Esta división permitirá que actores no bancarios como fintechs, empresas de telecomunicaciones (telcos) y nuevos competidores desarrollen interfaces de usuario sin necesidad de ser entidades bancarias, democratizando la innovación en la experiencia del cliente bajo estándares comunes de seguridad, disponibilidad 24/7 y automatización de pagos.

Del efectivo a la interoperabilidad plena

La creación de TAPP representa la Fase 4 de la hoja de ruta del Banco Central para modernizar el Sistema Nacional de Pagos en un país que históricamente dependía del efectivo en un 98% de sus transacciones:

  • Fase 1 (marzo 2023): Interconexión directa entre las principales billeteras digitales (Yape y Plin).
  • Fase 2 (septiembre 2023): Integración de transferencias inmediatas mediante alias (número celular) y códigos QR interoperables.
  • Fase 3 (diciembre 2023): Interoperabilidad total entre cuentas de dinero electrónico y cuentas bancarias.
  • Fase 4 (En desarrollo – TAPP): Incorporación de nuevos participantes mediante el modelo de iniciación de pagos.

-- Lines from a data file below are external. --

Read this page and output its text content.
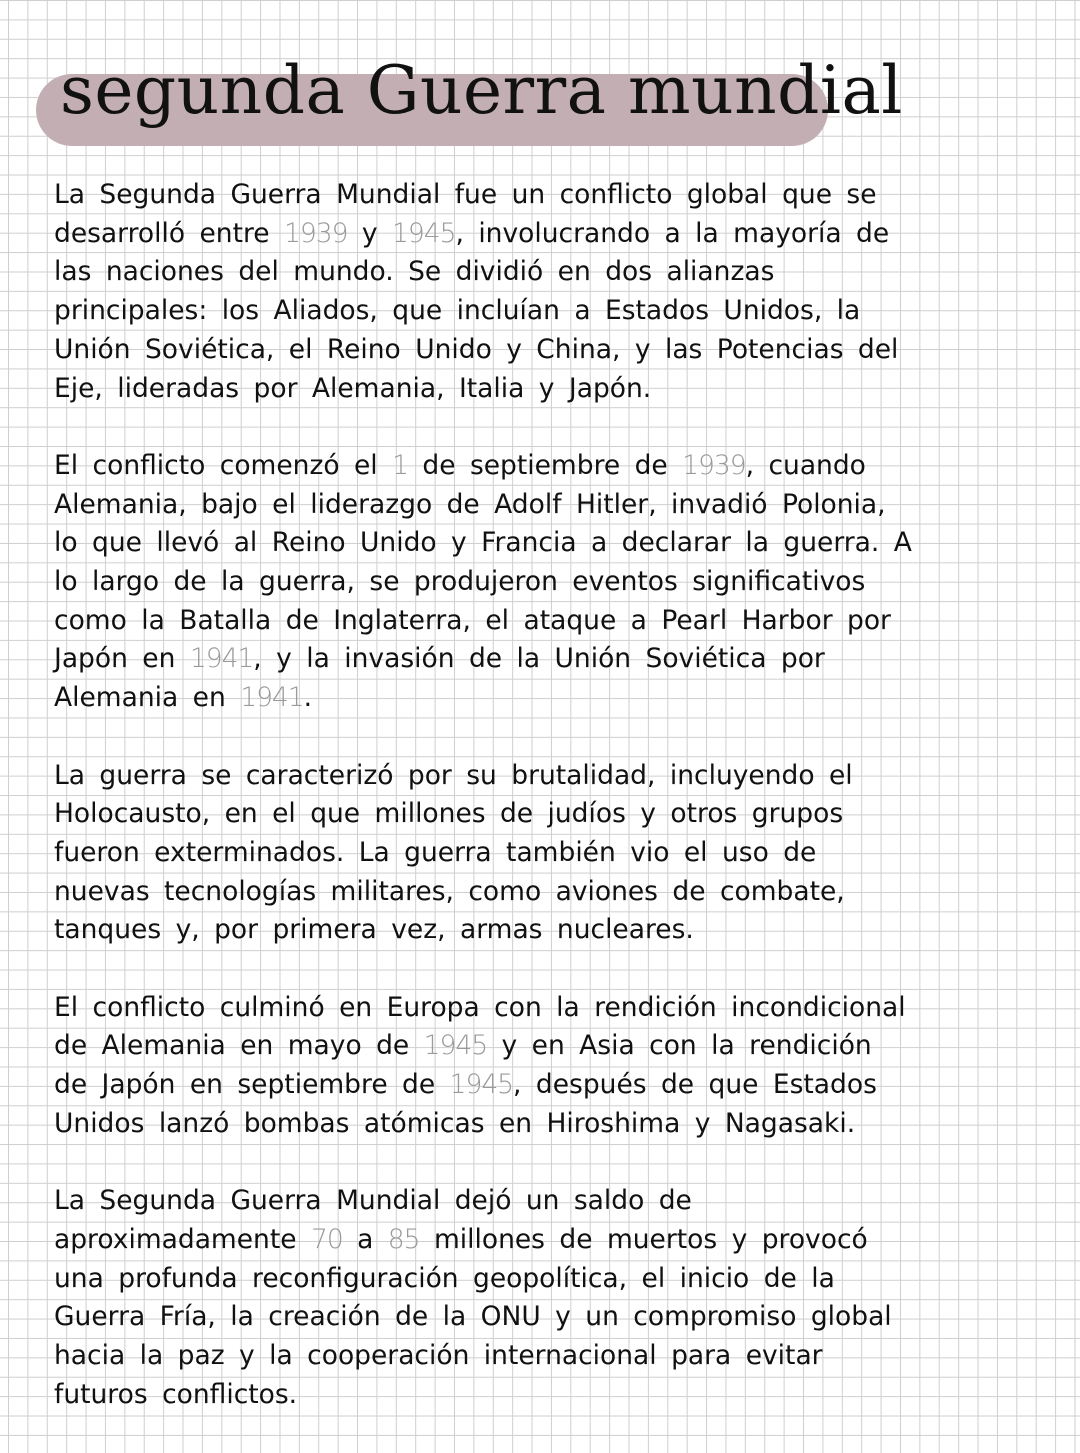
segunda Guerra mundial

La Segunda Guerra Mundial fue un conflicto global que se
desarrolló entre 1939 y 1945, involucrando a la mayoría de
las naciones del mundo. Se dividió en dos alianzas
principales: los Aliados, que incluían a Estados Unidos, la
Unión Soviética, el Reino Unido y China, y las Potencias del
Eje, lideradas por Alemania, Italia y Japón.

El conflicto comenzó el 1 de septiembre de 1939, cuando
Alemania, bajo el liderazgo de Adolf Hitler, invadió Polonia,
lo que llevó al Reino Unido y Francia a declarar la guerra. A
lo largo de la guerra, se produjeron eventos significativos
como la Batalla de Inglaterra, el ataque a Pearl Harbor por
Japón en 1941, y la invasión de la Unión Soviética por
Alemania en 1941.

La guerra se caracterizó por su brutalidad, incluyendo el
Holocausto, en el que millones de judíos y otros grupos
fueron exterminados. La guerra también vio el uso de
nuevas tecnologías militares, como aviones de combate,
tanques y, por primera vez, armas nucleares.

El conflicto culminó en Europa con la rendición incondicional
de Alemania en mayo de 1945 y en Asia con la rendición
de Japón en septiembre de 1945, después de que Estados
Unidos lanzó bombas atómicas en Hiroshima y Nagasaki.

La Segunda Guerra Mundial dejó un saldo de
aproximadamente 70 a 85 millones de muertos y provocó
una profunda reconfiguración geopolítica, el inicio de la
Guerra Fría, la creación de la ONU y un compromiso global
hacia la paz y la cooperación internacional para evitar
futuros conflictos.
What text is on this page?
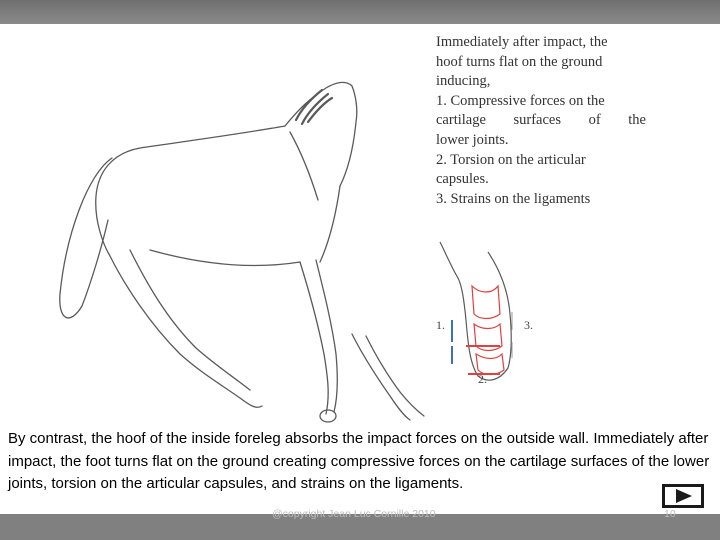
Immediately after impact, the

hoof turns flat on the ground

inducing,

1. Compressive forces on the

cartilage surfaces of the

lower joints.

2. Torsion on the articular

capsules.

3. Strains on the ligaments

1.	3.
2.
By contrast, the hoof of the inside foreleg absorbs the impact forces on the outside wall. Immediately after impact, the foot turns flat on the ground creating compressive forces on the cartilage surfaces of the lower joints, torsion on the articular capsules, and strains on the ligaments.
@copyright Jean Luc Cornille 2010	10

Los resultados de este proceso regulatorio muestran un cambio acelerado en las costumbres de pago del peruano. Según datos presentados por el BCRP, en los últimos 12 meses a junio se registraron 767 pagos digitales per cápita, un crecimiento exponencial frente a los 29 pagos per cápita contabilizados en 2016, situando al Perú como el país de mayor crecimiento de la región en este indicador.

Asimismo, solo en el mes de junio se procesaron 1,612 millones de pagos digitales de bajo valor, de los cuales 312 millones correspondieron a transacciones interoperables. Estas últimas pasaron de representar el 14% del total de transacciones antes de 2023 al 20% en junio de este año.

Para los ejecutivos del sector, la puesta en marcha de TAPP estandarizará las reglas del juego y agrandará la «torta» del mercado digital, permitiendo que plataformas como Yape y nuevos actores compitan en un ecosistema integrado, seguro y eficiente.